The case is Doninger v. Neihoff, decided on May 29. The battle of the bands in any high school may be the social event of the year for many students. Imagine getting on stage to play before all your classmates! There is nothing like live music, whether its Jimi Hendrix at Monterey or a local band that's been practicing for months on end to win the trophy. The students in this case, though, were disappointed when the school cancelled Jamfest, and one of them, Doninger, posted a blog that openly criticized the high school administration and urged others to call the school in protest.

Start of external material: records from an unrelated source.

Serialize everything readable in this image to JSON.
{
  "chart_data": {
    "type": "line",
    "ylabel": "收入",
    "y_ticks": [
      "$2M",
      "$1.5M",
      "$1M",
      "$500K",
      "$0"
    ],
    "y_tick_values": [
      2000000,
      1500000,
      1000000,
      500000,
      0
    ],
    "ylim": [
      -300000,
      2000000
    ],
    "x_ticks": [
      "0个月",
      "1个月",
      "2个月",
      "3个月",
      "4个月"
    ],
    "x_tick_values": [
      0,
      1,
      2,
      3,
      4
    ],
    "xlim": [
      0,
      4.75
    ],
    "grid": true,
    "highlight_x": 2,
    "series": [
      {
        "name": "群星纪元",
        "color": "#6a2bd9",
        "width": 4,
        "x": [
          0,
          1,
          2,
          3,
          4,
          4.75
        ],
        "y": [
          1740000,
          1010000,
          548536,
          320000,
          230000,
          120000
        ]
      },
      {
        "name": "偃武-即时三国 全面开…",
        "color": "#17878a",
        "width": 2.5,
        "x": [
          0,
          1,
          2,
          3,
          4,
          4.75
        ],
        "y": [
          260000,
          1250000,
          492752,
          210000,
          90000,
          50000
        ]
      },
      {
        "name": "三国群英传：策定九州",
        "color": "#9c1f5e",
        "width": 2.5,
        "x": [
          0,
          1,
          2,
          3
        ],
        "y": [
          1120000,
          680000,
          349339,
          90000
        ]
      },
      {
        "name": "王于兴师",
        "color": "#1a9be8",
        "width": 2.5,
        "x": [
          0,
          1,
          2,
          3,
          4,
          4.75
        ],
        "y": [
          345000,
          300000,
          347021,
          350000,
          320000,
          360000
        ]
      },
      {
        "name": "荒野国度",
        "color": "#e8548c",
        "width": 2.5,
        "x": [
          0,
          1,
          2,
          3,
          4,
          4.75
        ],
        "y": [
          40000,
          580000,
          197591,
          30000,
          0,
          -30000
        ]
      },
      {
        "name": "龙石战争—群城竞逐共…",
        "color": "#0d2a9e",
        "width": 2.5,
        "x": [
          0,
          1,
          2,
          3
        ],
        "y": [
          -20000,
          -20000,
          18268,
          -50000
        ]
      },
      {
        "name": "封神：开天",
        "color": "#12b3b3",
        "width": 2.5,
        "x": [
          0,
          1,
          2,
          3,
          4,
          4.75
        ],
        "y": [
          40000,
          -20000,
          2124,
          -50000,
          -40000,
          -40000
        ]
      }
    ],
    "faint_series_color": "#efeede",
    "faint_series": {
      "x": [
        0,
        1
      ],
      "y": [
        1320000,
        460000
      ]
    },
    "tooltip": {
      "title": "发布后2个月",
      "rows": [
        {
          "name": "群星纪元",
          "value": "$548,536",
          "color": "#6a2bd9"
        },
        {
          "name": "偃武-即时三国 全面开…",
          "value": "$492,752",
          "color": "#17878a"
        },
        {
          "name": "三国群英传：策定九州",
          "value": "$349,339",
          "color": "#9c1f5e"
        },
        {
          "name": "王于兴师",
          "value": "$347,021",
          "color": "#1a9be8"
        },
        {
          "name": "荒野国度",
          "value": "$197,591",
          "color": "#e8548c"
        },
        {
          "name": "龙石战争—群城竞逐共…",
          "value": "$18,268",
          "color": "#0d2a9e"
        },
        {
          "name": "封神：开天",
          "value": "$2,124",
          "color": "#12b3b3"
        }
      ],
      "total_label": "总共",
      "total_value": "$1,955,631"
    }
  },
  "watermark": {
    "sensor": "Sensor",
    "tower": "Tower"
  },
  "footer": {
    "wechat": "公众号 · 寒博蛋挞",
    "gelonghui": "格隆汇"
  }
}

The blog reads (spelling errors included):
jamfest is cancelled due to douchebags in central office. here is an email that we sent to a ton of people and asked them to forward to everyone in their address book to help get support for jamfest. basically, because we sent it out, Paula Schwartz is getting a TON of phone calls and emails and such. we have so much support and
we really appriciate it. however, she got pissed off and decided to just cancel the whole thing all together. anddd so basically we aren’t going to have it at all, but in the slightest chance we do it is going to be after the talent show on may 18th. andd..here is the letter we sent out to parents.
The post then reproduced the email that the Student Council members sent that morning. The post continued:
And here is a letter my mom sent to Paula [Schwartz] and cc’d Karissa [Niehoff] to get an idea of what to write if you want to write something or call her to piss her off more. im down.—
Although the blog was published off-campus, the school quickly found out about it once the phone began ringing off the hook from angry music fans. Unhappy with Doninger's blog post which contained some factual inaccuracies and called administrators "douchebags," the school prevented her from taking office as Senior Class Secretary or giving a speech at a school assembly regarding elections.

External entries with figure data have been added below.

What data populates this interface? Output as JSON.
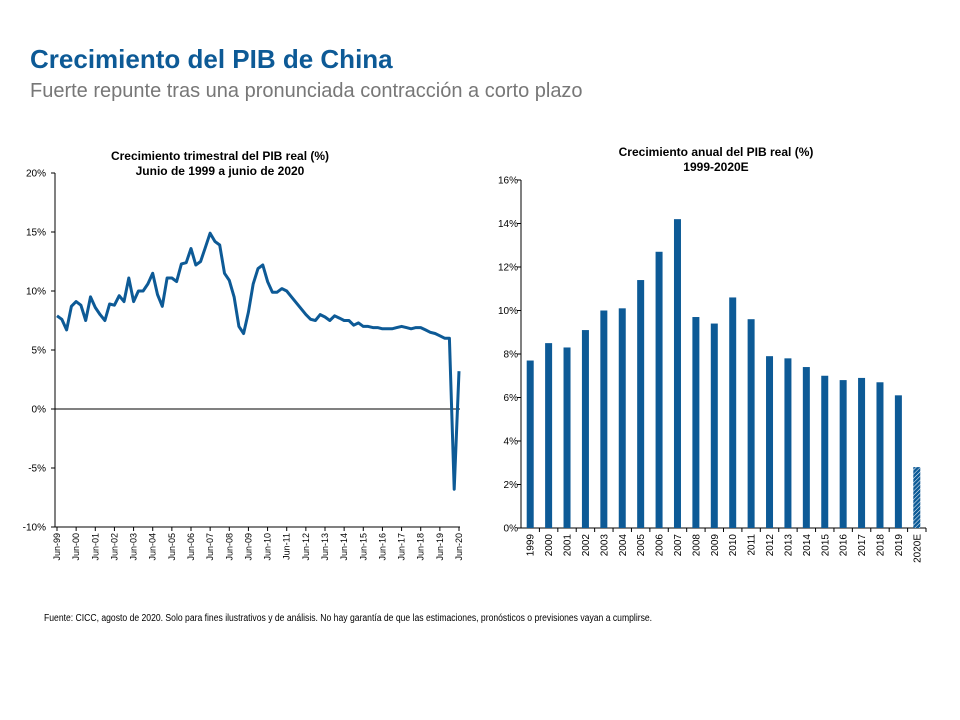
{
  "title": "Crecimiento del PIB de China",
  "subtitle": "Fuerte repunte tras una pronunciada contracción a corto plazo",
  "footnote": "Fuente: CICC, agosto de 2020. Solo para fines ilustrativos y de análisis. No hay garantía de que las estimaciones, pronósticos o previsiones vayan a cumplirse.",
  "colors": {
    "brand": "#0d5a96",
    "series": "#0d5a96"
  },
  "chart_data": [
    {
      "type": "line",
      "title": "Crecimiento trimestral del PIB real (%)",
      "subtitle": "Junio de 1999 a junio de 2020",
      "ylim": [
        -10,
        20
      ],
      "yticks": [
        "-10%",
        "-5%",
        "0%",
        "5%",
        "10%",
        "15%",
        "20%"
      ],
      "ytick_values": [
        -10,
        -5,
        0,
        5,
        10,
        15,
        20
      ],
      "xtick_labels": [
        "Jun-99",
        "Jun-00",
        "Jun-01",
        "Jun-02",
        "Jun-03",
        "Jun-04",
        "Jun-05",
        "Jun-06",
        "Jun-07",
        "Jun-08",
        "Jun-09",
        "Jun-10",
        "Jun-11",
        "Jun-12",
        "Jun-13",
        "Jun-14",
        "Jun-15",
        "Jun-16",
        "Jun-17",
        "Jun-18",
        "Jun-19",
        "Jun-20"
      ],
      "x_quarters_count": 85,
      "values": [
        7.9,
        7.6,
        6.7,
        8.7,
        9.1,
        8.8,
        7.5,
        9.5,
        8.6,
        8.0,
        7.5,
        8.9,
        8.8,
        9.6,
        9.1,
        11.1,
        9.1,
        10.0,
        10.0,
        10.6,
        11.5,
        9.7,
        8.7,
        11.1,
        11.1,
        10.8,
        12.3,
        12.4,
        13.6,
        12.2,
        12.5,
        13.7,
        14.9,
        14.2,
        13.9,
        11.5,
        10.9,
        9.5,
        7.0,
        6.4,
        8.2,
        10.6,
        11.9,
        12.2,
        10.8,
        9.9,
        9.9,
        10.2,
        10.0,
        9.5,
        9.0,
        8.5,
        8.0,
        7.6,
        7.5,
        8.0,
        7.8,
        7.5,
        7.9,
        7.7,
        7.5,
        7.5,
        7.1,
        7.3,
        7.0,
        7.0,
        6.9,
        6.9,
        6.8,
        6.8,
        6.8,
        6.9,
        7.0,
        6.9,
        6.8,
        6.9,
        6.9,
        6.7,
        6.5,
        6.4,
        6.2,
        6.0,
        6.0,
        -6.8,
        3.2
      ],
      "grid": false,
      "zero_line": true
    },
    {
      "type": "bar",
      "title": "Crecimiento anual del PIB real (%)",
      "subtitle": "1999-2020E",
      "ylim": [
        0,
        16
      ],
      "yticks": [
        "0%",
        "2%",
        "4%",
        "6%",
        "8%",
        "10%",
        "12%",
        "14%",
        "16%"
      ],
      "ytick_values": [
        0,
        2,
        4,
        6,
        8,
        10,
        12,
        14,
        16
      ],
      "categories": [
        "1999",
        "2000",
        "2001",
        "2002",
        "2003",
        "2004",
        "2005",
        "2006",
        "2007",
        "2008",
        "2009",
        "2010",
        "2011",
        "2012",
        "2013",
        "2014",
        "2015",
        "2016",
        "2017",
        "2018",
        "2019",
        "2020E"
      ],
      "values": [
        7.7,
        8.5,
        8.3,
        9.1,
        10.0,
        10.1,
        11.4,
        12.7,
        14.2,
        9.7,
        9.4,
        10.6,
        9.6,
        7.9,
        7.8,
        7.4,
        7.0,
        6.8,
        6.9,
        6.7,
        6.1,
        2.8
      ],
      "estimate_category": "2020E",
      "grid": false
    }
  ]
}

Doninger's First Amendment lawsuit is met with the well-known principle that student speech rights are diminished in the school setting. The Supreme Court told us that in Tinker v. Des Moines School District (1969). Over the years, the Court has upheld restrictions on student speech in a variety of contexts, including the use of vulgarity in the building and the principal's right to censor student newspapers. The Second Circuit has more recently held in Wisniewski v. Board of Education, 494 F.3d 34 (2d Cir. 2007) that the school can even punish students for objectionable off-campus speech (such as instant messages) that reasonably can be expected to find its way to their attention on campus. The Second Circuit tells us this time around that off-campus speech may find its way to administrators in ways previously deemed unimaginable, through blogs, instant messages and other forms of electronic communication.

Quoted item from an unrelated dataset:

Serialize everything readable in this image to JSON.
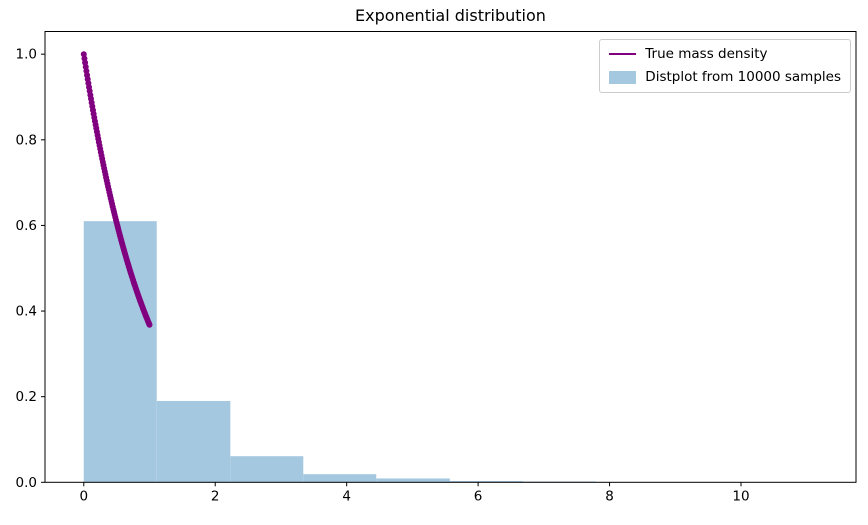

What this means for Doninger is that the school can punish her for the email which called administrators "douchebags" and encouraged students to "piss her off more." It was reasonably foreseeable that Doninger's blog would reach school property and she had intended for that result. In addition, the blog post "foreseeably created a risk of substantial disruption within the school environment" since, among other things, the blog contained factual inaccuracies about why Jamfest was cancelled (prompting more angry phone calls to the school) and, of course the inflammatory language in the blog was not conducive to cooperative conflict resolution. Borrowing language from the Sixth and Ninth Circuits, the Second Circuit notes that:
“[s]chool officials have an affirmative duty to not only ameliorate the harmful effects of disruptions, but to prevent them from happening in the first place.” Lowery v. Euverard, 497 F.3d 584, 596 (6th Cir. 2007); see also LaVine v. Blaine Sch. Dist., 257 F.3d 981, 989 (9th Cir. 2001) (“Tinker does not require school officials to wait until disruption actually occurs before they may act.”). The question is not whether there has been actual disruption, but whether school officials “might reasonably portend disruption” from the student expression at issue.
Finally, the Court of Appeals holds that Doninger's punishment fit the crime. She was prevented from serving as Senior Class Secretary. This kind of extra-curricular activity can be rescinded when school officials fail to comply with the obligations inherent in this kind of leadership role. Allowing her to serve in this position would further disrupt operations of the student government and undermine the values that student government is designed to promote.